My first reaction to the news that Emily was pregnant was that it was quite impossible.  Emily is twelve years old, or at least in my mind she is still twelve years old.  When I mentioned this to Amelia she quickly assured me that Emily was now 28 years old and that she had been married for nearly five years.  It really is hard for me to get my mind wrapped around the fact that Emily is that old and is in such a place in her life.  My experience with her is that of the childhood friend of Amelia and it is frozen in time.  While my rational mind tells me that my memories are over 15 years old, such logic doesn’t change the strength and reality of those recollections.  But Emily’s news also reminds me again of the fleeting nature of life and of the opportunities to create other important memories that might be moving by even now.

Asked about the difficulty of playing left field in Yankee Stadium in the bright sun of early autumn, Yogi Berra replied, “It gets late early there.”  As usual, Yogi’s wisdom was unintentionally most profound.  It gets late early in our lives.  Everyone knows that life is short and that we are to treasure each and every moment but perhaps it is just part of our human nature to act as if we will always have plenty of days left to spend.  We look forward to some things: vacations, graduations, weddings, retirement- and we often look past other things.  We sometimes think that the best part of our life is yet to come, once we get some bills paid, some business concluded, some projects finished.  We are guilty of throwing time away, minute by minute or hour by hour- even as we understand the precious nature of each moment and how quickly the late afternoon hours of life arrive.

Dr. Seuss wrote this poem, “How did it get so late so soon?  It’s night before it’s afternoon.  December is here before it’s June.  My goodness how the time has flewn.  How did it get so late so soon?”

Dr. Brett Younger, pastor of Plymouth Congregational Church in Brooklyn NY and Bible lecturer at our last national meeting in Cleveland tells of a trip that he and his wife took to Washington DC.  They only had one day left in their visit and it was an extremely hot and humid afternoon.  They had finished a tour of the Capitol building and they had walked about ten miles along the national mall.  Brett said to his wife, “What should we do next?  We could go to the National Archives and be moved by the sight of the Declaration of Independence.  Or we could go to the National Portrait Gallery and gain some inspiration through paintings of great Americans.  Or we could walk over to McDonald’s and buy a couple of Cokes.”  Younger concludes the story by saying, “Those Cokes were really cold!”
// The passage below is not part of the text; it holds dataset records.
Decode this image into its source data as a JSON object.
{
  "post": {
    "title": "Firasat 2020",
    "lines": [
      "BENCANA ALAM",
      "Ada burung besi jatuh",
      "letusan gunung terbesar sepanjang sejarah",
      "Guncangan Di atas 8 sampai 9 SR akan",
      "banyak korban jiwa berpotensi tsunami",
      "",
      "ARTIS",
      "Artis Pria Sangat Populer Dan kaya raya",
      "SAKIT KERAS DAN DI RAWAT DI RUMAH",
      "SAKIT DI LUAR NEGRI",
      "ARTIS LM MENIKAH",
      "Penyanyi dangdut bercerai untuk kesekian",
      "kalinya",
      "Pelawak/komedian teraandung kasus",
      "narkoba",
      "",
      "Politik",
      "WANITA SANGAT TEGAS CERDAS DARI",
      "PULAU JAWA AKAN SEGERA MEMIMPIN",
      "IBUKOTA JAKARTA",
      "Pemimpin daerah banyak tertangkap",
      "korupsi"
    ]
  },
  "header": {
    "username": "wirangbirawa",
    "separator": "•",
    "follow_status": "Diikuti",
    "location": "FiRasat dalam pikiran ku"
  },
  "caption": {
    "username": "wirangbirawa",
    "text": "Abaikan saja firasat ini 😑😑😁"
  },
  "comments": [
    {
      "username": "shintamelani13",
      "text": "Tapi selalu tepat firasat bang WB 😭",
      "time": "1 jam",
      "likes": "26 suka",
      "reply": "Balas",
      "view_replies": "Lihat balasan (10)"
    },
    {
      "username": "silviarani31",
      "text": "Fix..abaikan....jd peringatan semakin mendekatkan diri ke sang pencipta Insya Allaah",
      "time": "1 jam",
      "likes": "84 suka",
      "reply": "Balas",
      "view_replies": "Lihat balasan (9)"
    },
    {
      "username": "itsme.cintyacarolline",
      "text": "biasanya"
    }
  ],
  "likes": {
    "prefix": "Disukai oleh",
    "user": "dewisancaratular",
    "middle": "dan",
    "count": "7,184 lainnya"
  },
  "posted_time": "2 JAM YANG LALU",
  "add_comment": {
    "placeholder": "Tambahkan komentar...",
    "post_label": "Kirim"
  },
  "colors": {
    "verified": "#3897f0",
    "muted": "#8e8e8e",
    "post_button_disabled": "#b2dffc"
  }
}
We know that feeling don’t we?  Figuring we will have plenty of time and plenty of opportunities, we made poor choices of how we have used both.  Younger continues by saying that “Life is too short to skip the Declaration of Independence.  Life is too short for fantasy baseball, computer solitaire, or The Bachelor.  Life is too short for microwave pizza, bad novels, or having the cleanest gutters on the block.  Life is too short to keep waiting for a vacation, a special occasion, or a better day.  Life is too short to be bitter over things you can’t change, want to go back to what was, or always do the same thing.  Life is too short to be bored, to always blend in, or to sit in the corner while the band is playing.  Life is too short to intend to live a new life, but never get around to it.  We shouldn’t give ourselves to things that are less than God’s best or surrender ourselves to the worldly values, because life is too short.”

As the movie character Ferris Bueller said, “Life goes by pretty fast.  If you don’t stop and look around once in a while, you could miss it.”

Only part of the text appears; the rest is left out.